2.2 Problems of past sanction regimes
Not all member countries of the UN possess the same instruments of implementing sanctions “on the ground”. That means that there are several problems which they face when it comes to enforcing embargoes and bans effectively.
Brzoska calls the mid-1990s the “double crisis” of sanctions. “Die Mischung aus mangelhafter ex-ante Analyse möglicher Wirkungen von Sanktionen und ihrer unterschiedlich intensiven Umsetzung führte rasch zu einer doppelten Krise der Sanktionspraxis und in der Folge auch der Sanktionspolitik der VN.” (Brzoska 2003: p.241). This was the result of missing analyses and evaluation of past sanction regimes on the one hand and of their inadequate implementation on the other. There was unanimity that sanctions are the right way to face international crises. But unfortunately in addition to this there was a lack of knowledge. Only few countries had experienced enforcing sanctions like economic embargoes or no-fly-zones which were imposed on Libya or Iraq. The UN was condemned to “learning by doing”.

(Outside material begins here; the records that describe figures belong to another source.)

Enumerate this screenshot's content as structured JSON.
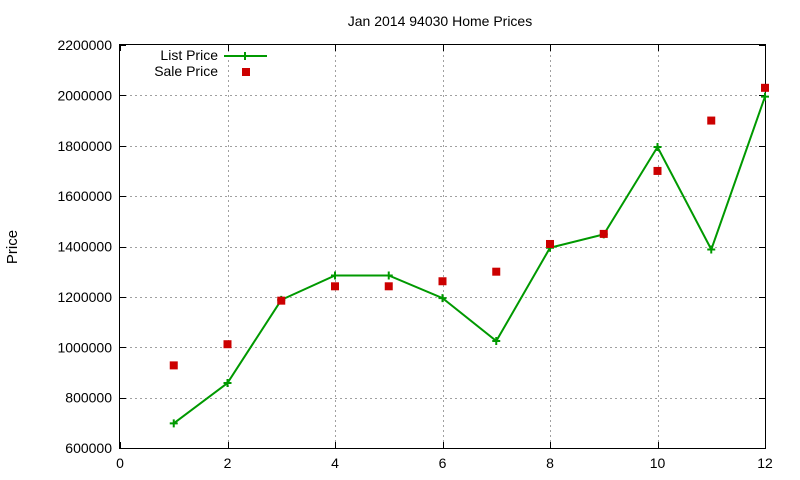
{
  "chart_data": {
    "type": "line",
    "title": "Jan 2014 94030 Home Prices",
    "xlabel": "",
    "ylabel": "Price",
    "xlim": [
      0,
      12
    ],
    "ylim": [
      600000,
      2200000
    ],
    "xticks": [
      0,
      2,
      4,
      6,
      8,
      10,
      12
    ],
    "yticks": [
      600000,
      800000,
      1000000,
      1200000,
      1400000,
      1600000,
      1800000,
      2000000,
      2200000
    ],
    "grid": true,
    "legend_position": "top-left",
    "series": [
      {
        "name": "List Price",
        "style": "line-with-plus-markers",
        "color": "#009900",
        "x": [
          1,
          2,
          3,
          4,
          5,
          6,
          7,
          8,
          9,
          10,
          11,
          12
        ],
        "y": [
          698000,
          858000,
          1188000,
          1285000,
          1285000,
          1195000,
          1025000,
          1395000,
          1448000,
          1795000,
          1388000,
          1995000
        ]
      },
      {
        "name": "Sale Price",
        "style": "square-markers",
        "color": "#cc0000",
        "x": [
          1,
          2,
          3,
          4,
          5,
          6,
          7,
          8,
          9,
          10,
          11,
          12
        ],
        "y": [
          928000,
          1012000,
          1185000,
          1242000,
          1242000,
          1262000,
          1300000,
          1410000,
          1450000,
          1700000,
          1900000,
          2030000
        ]
      }
    ]
  }
}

But even in cases when there is consensus about imposing sanctions on a targeted country, there are still problems that reduce their success. Lots of countries have to suffer under their own share of domestic problems. To them monitoring their borderlines is a task much harder to achieve than for most of the wealthier countries of the world – especially the ones of the well organized European Union or large developed countries like he USA. Most African countries also lack the capacities to enforce strict monitoring of air space. This fact makes trade embargoes very porous and ineffective. Arms embargoes against UNITA in Angola couldn’t be applied as effective as it should have been because of those adversities.
In the past these problems were often accompanied by those that directly resulted from the sanctions. Like Brzoska says, this is a result of poor evaluation and often wrong assumptions concerning the goals of sanctions. The logic behind sanctions was to impose pressure on political leaders by hitting the country’s people. The people were supposed to change the leadership’s policy by increasing domestic pressure on the government. “Sanctions must alter the cost-benefit calculus […] and convince the targeted elites to change direction.” (Cortright/ Lopez 2001: p.20).
 Of course the overthrow of any political leadership cannot be the aim of UN resolutions due to the Charter as the legal basis for them. According to Articles 1.2 and 2.1 of the UN Charter the “relations among nations [are] based on respect for the principle of equal rights and self-determination of peoples […and] on the principle of the sovereign equality of all its members. (UNO 1945: p.3).